Brand Betrayal – why so much anger?

Brand loyalty is a curious phenomenon. People get very attached to a name. It’s like a religion to some people. “Though shalt not say nasty things about my favourite brand!” Some people like to tirelessly bore other people with their brand loyalty. Especially Apple users… The other side of this is huge anger when a brand ‘betrays’ its followers. Nowhere is this more clearly demonstrated than with the MINI brand. Frankly, even though I’m far from a fan of the modern incarnations of the MINI family, I’m even more sick of the ceaseless ranting from Mini-fans that “Issigonis would be turning in his grave,” and that these modern equivalents “are not proper Minis.” Even my own wife has been heard to mutter “they’re not Mini-sized!”
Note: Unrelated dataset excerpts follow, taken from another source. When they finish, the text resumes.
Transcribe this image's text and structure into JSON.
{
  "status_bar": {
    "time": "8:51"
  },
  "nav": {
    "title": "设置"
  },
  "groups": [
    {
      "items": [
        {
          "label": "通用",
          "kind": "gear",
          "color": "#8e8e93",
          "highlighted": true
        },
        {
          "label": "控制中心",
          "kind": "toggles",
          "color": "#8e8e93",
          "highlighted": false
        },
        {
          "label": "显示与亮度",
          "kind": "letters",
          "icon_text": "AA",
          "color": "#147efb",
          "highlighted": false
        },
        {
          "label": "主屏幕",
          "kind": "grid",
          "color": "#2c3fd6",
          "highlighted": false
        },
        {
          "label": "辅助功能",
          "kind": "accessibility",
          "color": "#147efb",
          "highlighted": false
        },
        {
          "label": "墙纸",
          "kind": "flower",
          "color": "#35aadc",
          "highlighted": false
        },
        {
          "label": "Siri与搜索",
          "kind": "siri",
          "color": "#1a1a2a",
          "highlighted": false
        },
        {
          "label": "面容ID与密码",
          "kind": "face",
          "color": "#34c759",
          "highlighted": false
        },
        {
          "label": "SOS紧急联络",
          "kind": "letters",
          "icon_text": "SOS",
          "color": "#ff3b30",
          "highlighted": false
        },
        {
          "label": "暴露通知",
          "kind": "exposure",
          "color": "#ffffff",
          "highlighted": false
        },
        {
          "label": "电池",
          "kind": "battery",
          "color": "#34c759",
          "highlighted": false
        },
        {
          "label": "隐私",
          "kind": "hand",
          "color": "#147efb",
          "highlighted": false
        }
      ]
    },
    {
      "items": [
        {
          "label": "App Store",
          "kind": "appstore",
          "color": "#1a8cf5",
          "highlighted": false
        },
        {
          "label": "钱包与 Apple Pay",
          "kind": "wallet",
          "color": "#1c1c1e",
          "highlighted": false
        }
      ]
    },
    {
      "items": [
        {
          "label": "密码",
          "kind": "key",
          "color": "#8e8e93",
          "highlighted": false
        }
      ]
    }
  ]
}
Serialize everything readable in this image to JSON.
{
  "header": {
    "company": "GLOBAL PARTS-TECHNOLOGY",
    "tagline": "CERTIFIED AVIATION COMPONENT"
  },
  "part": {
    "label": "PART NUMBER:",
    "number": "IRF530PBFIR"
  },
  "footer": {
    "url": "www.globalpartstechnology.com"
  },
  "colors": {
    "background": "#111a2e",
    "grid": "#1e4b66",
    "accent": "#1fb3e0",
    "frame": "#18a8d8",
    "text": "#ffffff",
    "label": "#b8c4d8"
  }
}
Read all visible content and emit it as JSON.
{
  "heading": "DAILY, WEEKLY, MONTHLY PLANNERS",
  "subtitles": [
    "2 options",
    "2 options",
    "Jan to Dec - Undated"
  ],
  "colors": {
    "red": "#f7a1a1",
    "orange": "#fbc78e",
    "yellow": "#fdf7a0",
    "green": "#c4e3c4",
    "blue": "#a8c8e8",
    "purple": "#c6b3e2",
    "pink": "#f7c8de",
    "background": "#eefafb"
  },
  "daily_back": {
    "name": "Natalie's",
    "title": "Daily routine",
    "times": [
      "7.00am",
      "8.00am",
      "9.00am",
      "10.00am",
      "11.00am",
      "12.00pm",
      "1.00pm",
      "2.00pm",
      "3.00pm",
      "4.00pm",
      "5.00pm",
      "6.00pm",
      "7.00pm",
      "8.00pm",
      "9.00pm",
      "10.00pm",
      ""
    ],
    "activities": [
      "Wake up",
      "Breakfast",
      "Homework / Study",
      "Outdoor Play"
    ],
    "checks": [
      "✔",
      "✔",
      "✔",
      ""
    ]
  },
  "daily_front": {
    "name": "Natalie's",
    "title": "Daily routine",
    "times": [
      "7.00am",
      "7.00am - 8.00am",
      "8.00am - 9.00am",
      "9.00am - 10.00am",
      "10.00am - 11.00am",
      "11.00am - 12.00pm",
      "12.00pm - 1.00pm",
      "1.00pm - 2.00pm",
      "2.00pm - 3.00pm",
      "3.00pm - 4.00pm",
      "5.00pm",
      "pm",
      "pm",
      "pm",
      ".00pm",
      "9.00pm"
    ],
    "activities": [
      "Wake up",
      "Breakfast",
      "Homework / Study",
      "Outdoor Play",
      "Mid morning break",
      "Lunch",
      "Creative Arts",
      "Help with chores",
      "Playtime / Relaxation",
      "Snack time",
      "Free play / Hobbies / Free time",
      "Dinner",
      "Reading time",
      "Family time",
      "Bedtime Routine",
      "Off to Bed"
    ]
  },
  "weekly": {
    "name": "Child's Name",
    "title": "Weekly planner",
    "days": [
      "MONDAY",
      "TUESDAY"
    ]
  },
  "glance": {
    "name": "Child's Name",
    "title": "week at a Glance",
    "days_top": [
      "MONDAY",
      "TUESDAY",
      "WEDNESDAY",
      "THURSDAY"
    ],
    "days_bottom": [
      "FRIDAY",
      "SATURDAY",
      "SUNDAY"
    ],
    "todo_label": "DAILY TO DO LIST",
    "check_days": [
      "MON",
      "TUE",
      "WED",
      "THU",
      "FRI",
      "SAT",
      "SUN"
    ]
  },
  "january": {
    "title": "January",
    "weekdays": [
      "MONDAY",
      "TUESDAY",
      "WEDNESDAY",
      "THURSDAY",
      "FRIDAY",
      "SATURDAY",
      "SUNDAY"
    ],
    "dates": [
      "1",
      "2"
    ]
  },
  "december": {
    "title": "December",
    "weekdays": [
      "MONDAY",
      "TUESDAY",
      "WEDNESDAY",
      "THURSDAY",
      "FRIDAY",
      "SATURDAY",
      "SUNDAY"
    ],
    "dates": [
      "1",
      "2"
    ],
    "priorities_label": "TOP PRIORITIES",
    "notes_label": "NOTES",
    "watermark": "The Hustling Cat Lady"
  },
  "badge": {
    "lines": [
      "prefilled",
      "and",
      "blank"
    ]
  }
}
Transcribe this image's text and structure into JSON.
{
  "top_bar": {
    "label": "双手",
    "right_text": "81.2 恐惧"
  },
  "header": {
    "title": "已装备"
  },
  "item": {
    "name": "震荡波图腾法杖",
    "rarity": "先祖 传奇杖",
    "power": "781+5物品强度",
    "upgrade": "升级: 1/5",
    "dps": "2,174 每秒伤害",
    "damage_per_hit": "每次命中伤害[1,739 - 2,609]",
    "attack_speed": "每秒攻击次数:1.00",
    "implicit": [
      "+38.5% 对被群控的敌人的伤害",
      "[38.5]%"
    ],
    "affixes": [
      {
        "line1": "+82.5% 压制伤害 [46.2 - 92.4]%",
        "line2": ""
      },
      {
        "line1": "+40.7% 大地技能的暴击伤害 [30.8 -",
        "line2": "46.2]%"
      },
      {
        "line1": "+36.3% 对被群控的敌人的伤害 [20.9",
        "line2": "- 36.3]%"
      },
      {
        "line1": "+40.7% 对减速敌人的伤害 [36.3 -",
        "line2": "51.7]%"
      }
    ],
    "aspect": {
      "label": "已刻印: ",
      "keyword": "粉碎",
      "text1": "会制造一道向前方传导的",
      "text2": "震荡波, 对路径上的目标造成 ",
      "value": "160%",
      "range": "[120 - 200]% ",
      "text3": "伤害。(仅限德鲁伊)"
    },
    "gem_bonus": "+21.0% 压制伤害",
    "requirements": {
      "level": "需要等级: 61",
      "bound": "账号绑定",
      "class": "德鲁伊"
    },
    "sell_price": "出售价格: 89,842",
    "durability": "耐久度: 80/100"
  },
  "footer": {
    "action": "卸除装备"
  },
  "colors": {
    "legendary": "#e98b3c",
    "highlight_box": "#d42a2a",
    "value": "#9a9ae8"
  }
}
Are these both Minis? My wife says not.

Are these both Minis? My wife says not.

As the picture shows, she may have a point. But it’s astonishing how passionate people are about their brands. A lot of the anger seems to be that BMW bought The Rover Group, then sold it again, keeping the Mini ‘brand’ and using it to their own ends. The history that BMW presents is one of continuity, when Mini fans just see their favourite car killed off, and new, horrible, modern thing suddenly presented as an extension of a classic design. The same thing happens in the Citroen world. When the press started to bleat that the Citroen C3 Pluriel was the new 2CV, lovers of the Tin Snail worldwide could be heard muttering something under their breath that sounded very much like morse-ship. Giving a car a curvy roof and an utterly stupid folding roof that obscured the rear window was in no way recreating the hugely popular simplicity of the Deux Chevaux. It was just a horrific assumption by a modern manufacturer that a few design touches would cause a flood of nostalgia and huge sales would result. They didn’t. Not even when they tried launching a Charleston version. The Mini on the other hand, has been an enormous success. Fair play to it. Many British jobs have been created to support it. It may have tried the same trick as the C3 Pleurisy, but did a much better job on account of (whisper this) being really quite good. Sure, the suspension is hopeless, but that just makes it more like the original. I can see the appeal of a MINI in just the way I can’t with a C3.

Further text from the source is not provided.